Detail of model production
Each protein sequence in the dataset was degenerated into many alignements to achieve a sequence identity coverage between 1 and 99% of the initial sequence in the pdb file.
The following steps were applied:
- The pdb sequence in fasta format was converted directly from the PDB file (from the residue name) and NOT using the sequence coming from pdb.org. As the PDB protein can be processed, mutated or may contain missing residues, the pdb sequence may be different from the upstream uniprot reference sequence. For chimeric proteins (for instance for GPCR), only the sequence of the protein of interest was considered, not the other protein (for instance the phage T4 sequence was removed in 2RH1).
- A dummy sequence alignement was created by copying the initial sequence on a second entry
>seqA ORIGINALSEQUENCEFILE >copy_of_seqA ORIGINALSEQUENCEFILE
- The dummy sequence alignment was altered using permutations or gaps until the target percentage identity was reached (1 to 99 with steps of 1):
- for gaps: 1 to 8 consecutive gaps could be added to each sequence (template and target), one to five insertions could happen
- for permutations: target sequence amino acids were exchanged until the required percentage identity was obtained, or the exchange was interrupted if a certain amount of iterations was obtained (to avoid infinite loops, typically twice the sequence length).
- When necessary, both sequence were filled in with initial or terminal hypens (-) to obtain a sequence alignment with both sequences of the same length.

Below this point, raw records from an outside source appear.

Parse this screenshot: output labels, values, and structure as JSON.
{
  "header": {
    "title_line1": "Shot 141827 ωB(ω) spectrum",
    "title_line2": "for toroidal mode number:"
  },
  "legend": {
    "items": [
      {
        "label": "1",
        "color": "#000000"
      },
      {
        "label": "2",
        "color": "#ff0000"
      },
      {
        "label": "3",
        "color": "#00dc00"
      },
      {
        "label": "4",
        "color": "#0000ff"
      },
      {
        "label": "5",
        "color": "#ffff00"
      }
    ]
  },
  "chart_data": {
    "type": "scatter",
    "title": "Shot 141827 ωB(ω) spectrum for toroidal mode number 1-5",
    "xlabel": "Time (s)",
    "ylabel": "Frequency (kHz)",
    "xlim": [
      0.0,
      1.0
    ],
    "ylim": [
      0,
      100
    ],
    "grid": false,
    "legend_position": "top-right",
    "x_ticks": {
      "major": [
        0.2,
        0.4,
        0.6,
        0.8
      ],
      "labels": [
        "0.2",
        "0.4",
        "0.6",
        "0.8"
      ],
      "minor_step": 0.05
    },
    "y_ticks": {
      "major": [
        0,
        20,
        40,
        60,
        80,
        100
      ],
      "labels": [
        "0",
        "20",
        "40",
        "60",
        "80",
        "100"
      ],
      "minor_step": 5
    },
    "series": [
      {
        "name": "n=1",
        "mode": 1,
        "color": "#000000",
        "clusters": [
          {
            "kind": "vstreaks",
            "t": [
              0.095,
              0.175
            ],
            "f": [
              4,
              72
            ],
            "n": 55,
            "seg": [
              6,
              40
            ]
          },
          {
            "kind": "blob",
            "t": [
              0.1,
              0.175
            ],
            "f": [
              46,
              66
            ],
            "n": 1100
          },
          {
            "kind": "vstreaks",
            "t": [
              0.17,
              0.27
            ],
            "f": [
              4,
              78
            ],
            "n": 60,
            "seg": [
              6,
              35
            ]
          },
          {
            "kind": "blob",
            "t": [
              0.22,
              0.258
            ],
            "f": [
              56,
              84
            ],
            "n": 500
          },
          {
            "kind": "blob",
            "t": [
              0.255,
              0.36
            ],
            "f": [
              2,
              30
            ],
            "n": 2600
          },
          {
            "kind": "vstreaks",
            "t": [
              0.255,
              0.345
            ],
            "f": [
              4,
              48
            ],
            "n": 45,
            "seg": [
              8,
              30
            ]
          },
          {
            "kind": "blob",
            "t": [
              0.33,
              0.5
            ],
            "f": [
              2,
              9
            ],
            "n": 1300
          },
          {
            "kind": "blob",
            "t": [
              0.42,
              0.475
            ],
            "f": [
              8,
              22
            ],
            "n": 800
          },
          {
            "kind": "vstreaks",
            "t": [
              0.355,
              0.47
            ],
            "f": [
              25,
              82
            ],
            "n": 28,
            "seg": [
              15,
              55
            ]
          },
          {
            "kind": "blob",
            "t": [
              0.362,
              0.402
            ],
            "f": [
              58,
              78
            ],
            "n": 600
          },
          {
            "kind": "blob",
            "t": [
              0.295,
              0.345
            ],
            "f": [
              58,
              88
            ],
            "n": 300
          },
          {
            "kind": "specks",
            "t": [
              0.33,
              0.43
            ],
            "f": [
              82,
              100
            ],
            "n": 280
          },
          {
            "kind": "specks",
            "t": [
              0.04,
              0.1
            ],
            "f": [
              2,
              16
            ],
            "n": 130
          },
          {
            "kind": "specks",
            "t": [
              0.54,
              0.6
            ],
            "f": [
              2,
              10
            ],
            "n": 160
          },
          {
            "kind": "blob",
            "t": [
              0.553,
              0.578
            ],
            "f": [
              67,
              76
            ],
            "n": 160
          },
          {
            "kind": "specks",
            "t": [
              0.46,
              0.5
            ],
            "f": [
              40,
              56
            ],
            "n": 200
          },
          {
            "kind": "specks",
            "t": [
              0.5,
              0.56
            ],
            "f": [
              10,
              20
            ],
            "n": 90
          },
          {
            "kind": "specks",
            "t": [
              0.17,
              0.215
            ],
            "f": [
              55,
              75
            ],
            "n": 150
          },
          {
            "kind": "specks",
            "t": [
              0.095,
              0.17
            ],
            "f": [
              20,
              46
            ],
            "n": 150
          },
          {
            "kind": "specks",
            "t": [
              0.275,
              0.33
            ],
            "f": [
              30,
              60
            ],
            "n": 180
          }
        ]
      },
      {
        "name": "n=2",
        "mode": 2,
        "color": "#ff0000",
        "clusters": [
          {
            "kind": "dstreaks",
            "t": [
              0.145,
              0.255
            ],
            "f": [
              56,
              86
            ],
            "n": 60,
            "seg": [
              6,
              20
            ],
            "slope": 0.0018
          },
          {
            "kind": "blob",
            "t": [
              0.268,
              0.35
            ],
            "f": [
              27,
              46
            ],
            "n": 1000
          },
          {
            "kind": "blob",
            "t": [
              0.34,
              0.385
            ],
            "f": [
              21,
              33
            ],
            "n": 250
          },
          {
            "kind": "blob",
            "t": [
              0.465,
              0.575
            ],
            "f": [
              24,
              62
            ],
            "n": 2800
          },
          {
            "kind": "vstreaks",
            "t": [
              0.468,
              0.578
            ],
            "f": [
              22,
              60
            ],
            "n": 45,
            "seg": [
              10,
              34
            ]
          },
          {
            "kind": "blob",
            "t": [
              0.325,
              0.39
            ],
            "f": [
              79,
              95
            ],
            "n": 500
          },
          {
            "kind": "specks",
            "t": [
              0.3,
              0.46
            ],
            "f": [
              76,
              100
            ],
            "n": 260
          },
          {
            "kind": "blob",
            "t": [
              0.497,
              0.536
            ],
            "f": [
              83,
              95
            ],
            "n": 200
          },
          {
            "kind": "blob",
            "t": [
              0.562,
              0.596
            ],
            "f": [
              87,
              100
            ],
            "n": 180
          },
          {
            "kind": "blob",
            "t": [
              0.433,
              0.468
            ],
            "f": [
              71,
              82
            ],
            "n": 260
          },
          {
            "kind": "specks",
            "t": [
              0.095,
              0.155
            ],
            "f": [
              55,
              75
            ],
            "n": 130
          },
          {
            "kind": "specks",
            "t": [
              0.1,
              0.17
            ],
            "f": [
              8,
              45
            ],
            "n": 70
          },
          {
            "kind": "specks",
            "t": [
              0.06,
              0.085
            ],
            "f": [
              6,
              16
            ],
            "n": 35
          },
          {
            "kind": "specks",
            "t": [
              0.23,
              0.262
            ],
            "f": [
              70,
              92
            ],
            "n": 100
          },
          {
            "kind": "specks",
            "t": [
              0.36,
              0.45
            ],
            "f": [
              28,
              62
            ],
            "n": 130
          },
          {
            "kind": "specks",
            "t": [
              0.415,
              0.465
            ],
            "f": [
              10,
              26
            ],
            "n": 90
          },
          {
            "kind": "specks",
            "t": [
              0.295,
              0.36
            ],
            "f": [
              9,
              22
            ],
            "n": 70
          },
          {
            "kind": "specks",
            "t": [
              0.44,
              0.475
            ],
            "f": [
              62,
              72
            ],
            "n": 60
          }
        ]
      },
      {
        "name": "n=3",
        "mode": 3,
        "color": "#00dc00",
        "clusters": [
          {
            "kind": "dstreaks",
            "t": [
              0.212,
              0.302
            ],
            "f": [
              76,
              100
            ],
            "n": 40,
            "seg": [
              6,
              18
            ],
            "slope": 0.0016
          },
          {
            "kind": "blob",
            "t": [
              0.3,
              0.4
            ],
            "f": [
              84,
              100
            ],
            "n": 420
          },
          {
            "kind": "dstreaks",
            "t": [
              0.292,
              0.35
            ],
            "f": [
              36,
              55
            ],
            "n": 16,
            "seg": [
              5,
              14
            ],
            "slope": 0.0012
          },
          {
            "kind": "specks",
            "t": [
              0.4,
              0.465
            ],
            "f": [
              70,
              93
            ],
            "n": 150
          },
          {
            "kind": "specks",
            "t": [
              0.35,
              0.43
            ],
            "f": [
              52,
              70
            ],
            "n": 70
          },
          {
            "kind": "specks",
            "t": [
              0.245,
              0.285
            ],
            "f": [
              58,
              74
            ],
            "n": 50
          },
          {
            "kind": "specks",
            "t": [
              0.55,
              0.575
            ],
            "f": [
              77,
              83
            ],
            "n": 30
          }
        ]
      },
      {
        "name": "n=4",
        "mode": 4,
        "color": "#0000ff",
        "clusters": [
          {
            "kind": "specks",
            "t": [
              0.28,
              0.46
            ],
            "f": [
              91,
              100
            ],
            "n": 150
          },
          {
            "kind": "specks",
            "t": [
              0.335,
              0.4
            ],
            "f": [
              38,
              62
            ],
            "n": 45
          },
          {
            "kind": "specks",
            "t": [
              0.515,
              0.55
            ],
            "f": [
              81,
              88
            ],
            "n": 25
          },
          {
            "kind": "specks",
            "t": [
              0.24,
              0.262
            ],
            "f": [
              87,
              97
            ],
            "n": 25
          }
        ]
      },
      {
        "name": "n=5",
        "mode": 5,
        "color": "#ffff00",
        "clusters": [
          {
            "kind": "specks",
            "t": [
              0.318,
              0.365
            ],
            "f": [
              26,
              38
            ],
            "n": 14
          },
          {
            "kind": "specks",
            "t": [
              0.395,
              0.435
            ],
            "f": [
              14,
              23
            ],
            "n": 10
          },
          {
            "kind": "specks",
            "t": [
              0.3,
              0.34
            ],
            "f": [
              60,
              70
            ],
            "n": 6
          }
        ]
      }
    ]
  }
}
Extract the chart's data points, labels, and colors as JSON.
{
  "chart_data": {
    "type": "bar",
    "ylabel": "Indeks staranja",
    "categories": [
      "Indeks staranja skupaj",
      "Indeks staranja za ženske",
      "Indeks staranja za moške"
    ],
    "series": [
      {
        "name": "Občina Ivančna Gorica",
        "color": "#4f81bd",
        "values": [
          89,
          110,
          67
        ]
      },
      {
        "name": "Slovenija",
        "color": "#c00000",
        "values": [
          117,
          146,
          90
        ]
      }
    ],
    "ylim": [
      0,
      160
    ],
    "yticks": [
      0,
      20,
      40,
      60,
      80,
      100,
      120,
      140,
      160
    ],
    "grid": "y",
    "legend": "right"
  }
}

This step is mandatory for modeller, if there are initial or terminal gaps, this is not a problem for modeller, but the sequences must have the same length.
- The resulting sequence alignment was submitted to modeller
- the template sequence (seqA) was renamed to "template"
- the target sequence (modified sequence) was renamed to target
- a dedicated pir file was created for modeller.
- For each alignment (average of 300 for each pdb), 25 models were produced, each model was assessed using :
- MODELLER's internal objective function value (molpdf)
- DOPE
- DOPE_HR
- GA_341
- its RMSD to the original PDB file according to IPBA
- its GDT_TS to the original PDB file according to IPBA
Statistics
89 pdb files were considered from the original HOMEP2 dataset (article) (dataset download) , split into 22 families. The sequence alignment perturbation led to 332 degenerated sequence alignments on average, each of them leading to 25 models, for a total of more than 8300 models per structure (pdb file).